Claimants, however, would have us apply the seemingly anomalous doctrine laid down in a somewhat similar situation, in the case of Pintsch Compressing Co. v. Buffalo Gas Co., 280 F. 830, a decision of the Circuit Court of Appeals for the Second Circuit. There the depositors were customers of a public service company which had a monopoly in the distribution of gas. Thus, if they wanted gas, they had to comply with the company's terms. Furthermore, the local law authorized the requiring of the deposit by the consumer as a condition precedent to his being supplied with gas. In affirming the finding of the District Court that deposits so made were entitled to priority, the appellate court said, page 840 of 280 F.:

"Here the consumer has no choice (Hewsey v. Queens Borough Gas & El. Co., 47 Misc. 375, 93 N. Y. S. 1114), for, before he can obtain gas, he is compelled to make a deposit `as security.' On the other hand, the requirement of the statute that the gas companies shall pay interest is some support for the contention that such corporations are authorized not to treat the deposits as inactive moneys, but to use them in their business, and hence to mix these deposits with general funds. Thus the case is sui generis. * * *

"Courts of equity have marshaled assets and assigned priorities in response to equitable requirements and business necessity, as is illustrated by the now well-established principle that preference will be accorded to claims for materials and supplies furnished to public utilities for current operation within a limited period prior to receivership. The fact that, because of statutory permission, such deposits are not made as the result of voluntary agreement, but compulsorily required as a condition of supplying gas, is sufficient to justify a court of equity in treating them as preferred claims."

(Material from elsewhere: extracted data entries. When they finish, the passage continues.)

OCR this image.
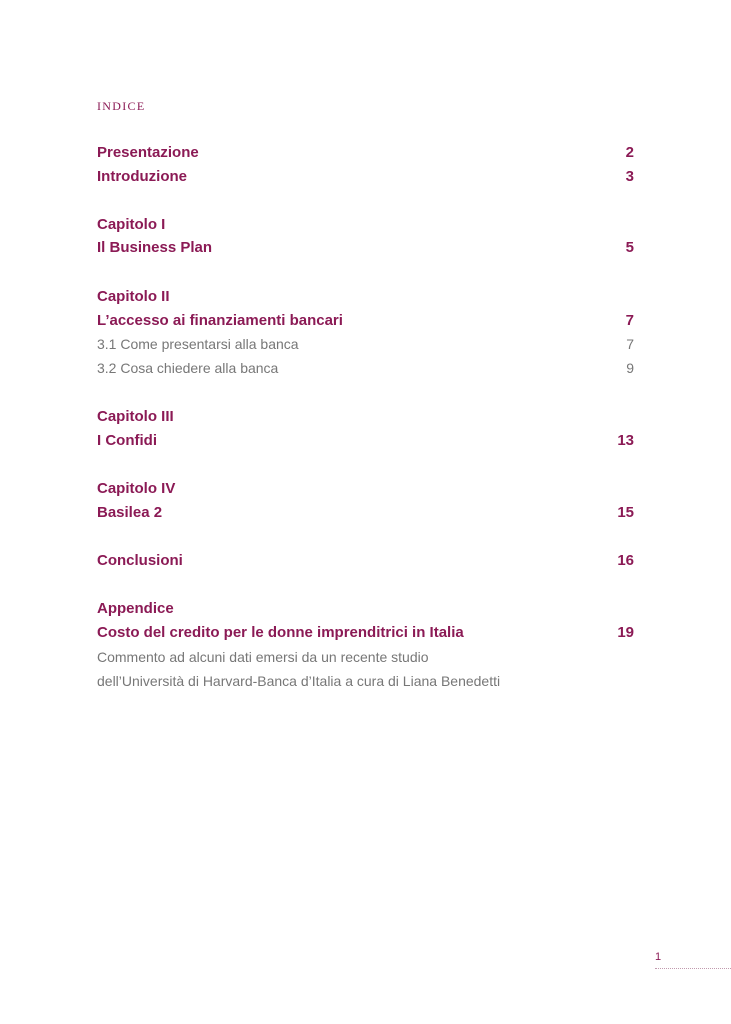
INDICE
Presentazione	2
Introduzione	3
Capitolo I
Il Business Plan	5
Capitolo II
L’accesso ai finanziamenti bancari	7
3.1 Come presentarsi alla banca	7
3.2 Cosa chiedere alla banca	9
Capitolo III
I Confidi	13
Capitolo IV
Basilea 2	15
Conclusioni	16
Appendice
Costo del credito per le donne imprenditrici in Italia	19
Commento ad alcuni dati emersi da un recente studio
dell’Università di Harvard-Banca d’Italia a cura di Liana Benedetti
1
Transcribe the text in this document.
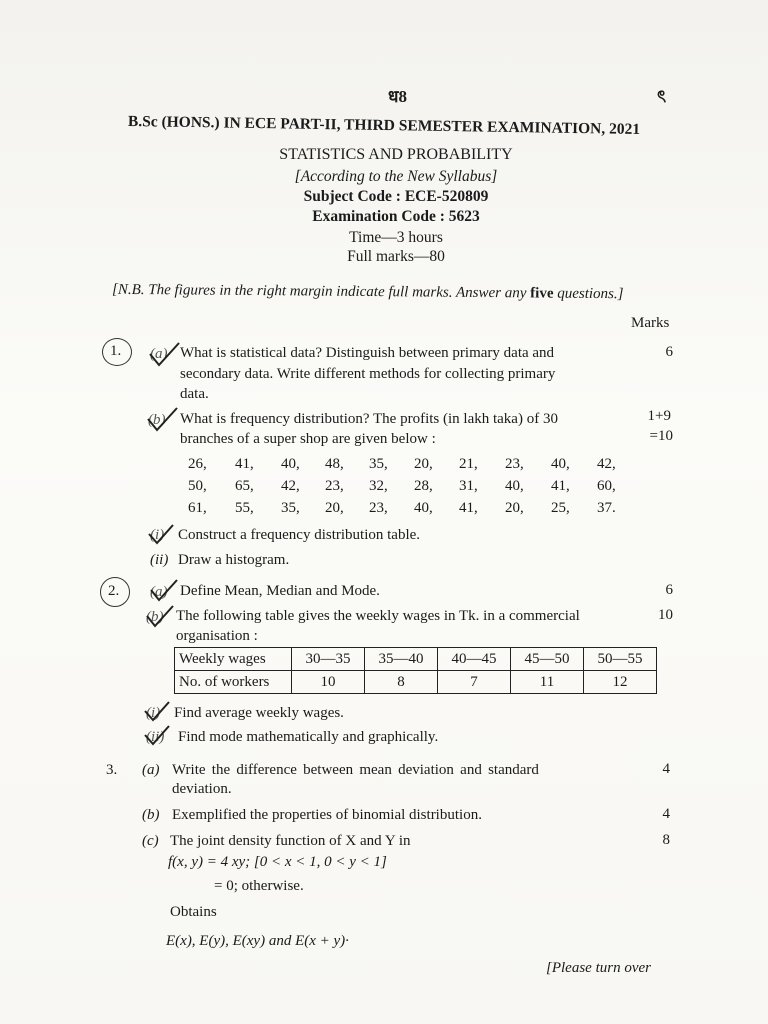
ध8	ৎ
B.Sc (HONS.) IN ECE PART-II, THIRD SEMESTER EXAMINATION, 2021
STATISTICS AND PROBABILITY
[According to the New Syllabus]
Subject Code : ECE-520809
Examination Code : 5623
Time—3 hours
Full marks—80
[N.B. The figures in the right margin indicate full marks. Answer any five questions.]
Marks
1. (a) What is statistical data? Distinguish between primary data and
secondary data. Write different methods for collecting primary
data.
6
(b) What is frequency distribution? The profits (in lakh taka) of 30
branches of a super shop are given below :
1+9
=10
26, 41, 40, 48, 35, 20, 21, 23, 40, 42,
50, 65, 42, 23, 32, 28, 31, 40, 41, 60,
61, 55, 35, 20, 23, 40, 41, 20, 25, 37.
(i) Construct a frequency distribution table.
(ii) Draw a histogram.
2. (a) Define Mean, Median and Mode.	6
(b) The following table gives the weekly wages in Tk. in a commercial
organisation :
10
Weekly wages	30—35	35—40	40—45	45—50	50—55
No. of workers	10	8	7	11	12
(i) Find average weekly wages.
(ii) Find mode mathematically and graphically.
3. (a) Write the difference between mean deviation and standard
deviation.
4
(b) Exemplified the properties of binomial distribution.	4
(c) The joint density function of X and Y in	8
f(x, y) = 4 xy; [0 < x < 1, 0 < y < 1]
= 0; otherwise.
Obtains
E(x), E(y), E(xy) and E(x + y)·
[Please turn over
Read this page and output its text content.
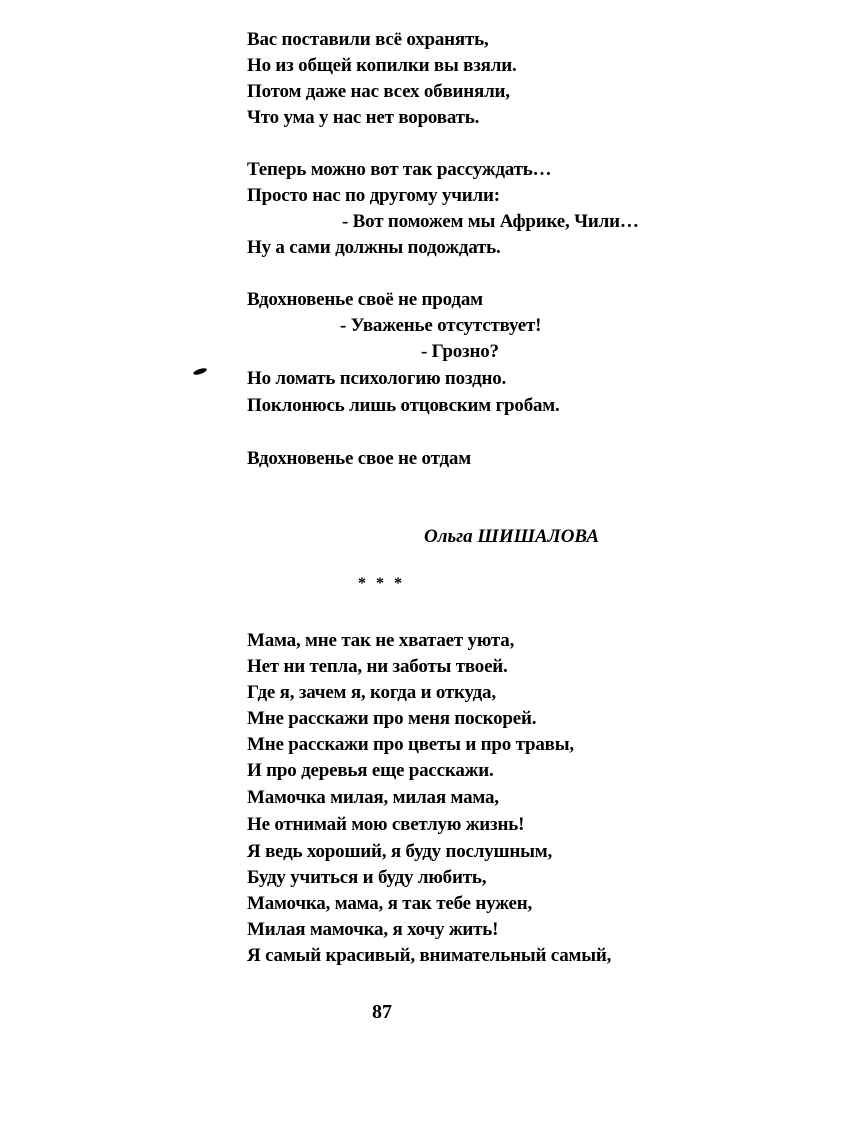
Вас поставили всё охранять,
Но из общей копилки вы взяли.
Потом даже нас всех обвиняли,
Что ума у нас нет воровать.
Теперь можно вот так рассуждать…
Просто нас по другому учили:
- Вот поможем мы Африке, Чили…
Ну а сами должны подождать.
Вдохновенье своё не продам
- Уваженье отсутствует!
- Грозно?
Но ломать психологию поздно.
Поклонюсь лишь отцовским гробам.
Вдохновенье свое не отдам
Ольга ШИШАЛОВА
* * *
Мама, мне так не хватает уюта,
Нет ни тепла, ни заботы твоей.
Где я, зачем я, когда и откуда,
Мне расскажи про меня поскорей.
Мне расскажи про цветы и про травы,
И про деревья еще расскажи.
Мамочка милая, милая мама,
Не отнимай мою светлую жизнь!
Я ведь хороший, я буду послушным,
Буду учиться и буду любить,
Мамочка, мама, я так тебе нужен,
Милая мамочка, я хочу жить!
Я самый красивый, внимательный самый,
87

Assuming, without agreeing, that there was ground for extending the equitable doctrine to the facts in the aforegoing case in New York, the situation now before us is obviously different for there is no such public interest involved in the continuous operation of a chain of shoe stores. Such is not a monopoly; neither the public nor third parties are interested in the relationship between the local manager and the company. Public policy is thus not involved as it is in the case of a public utility. Therefore it would seem improper to extend the doctrine of the Pintsch decision to the present case, even as to such of the store manager's contracts as may have been made in New York. It is significant that we have been cited to no other case, nor have we found any, which thus extends the equitable doctrine.

Having decided that claimants' first contention is meritorious, namely, that the deposits are in the nature of trust funds, although not, as we have just shown, entitled to priority on so-called general equitable principles, it still does not necessarily follow that all or any of the deposits should be refunded. No deposit can be, unless, at the present time, it is definitely traceable into one of the company's bank accounts, and only if it can be shown that such bank account has never been less than the amount of such deposit and that the funds in that account have come into the hands of the trustees in these bankruptcy proceedings. See St. Louis Railway v. Spiller, 274 U.S. 304, 47 S. Ct. 635, 71 L. Ed. 1060. See, also, Harmer v. Rendleman, Receiver, 64 F.(2d) 422.

The apparent hardship of the ruling herein announced is regrettable, but courts may not, without warrant, extend the clearly defined limitations of the Bankruptcy Act and create preferred creditors, in derogation of the rights of general creditors.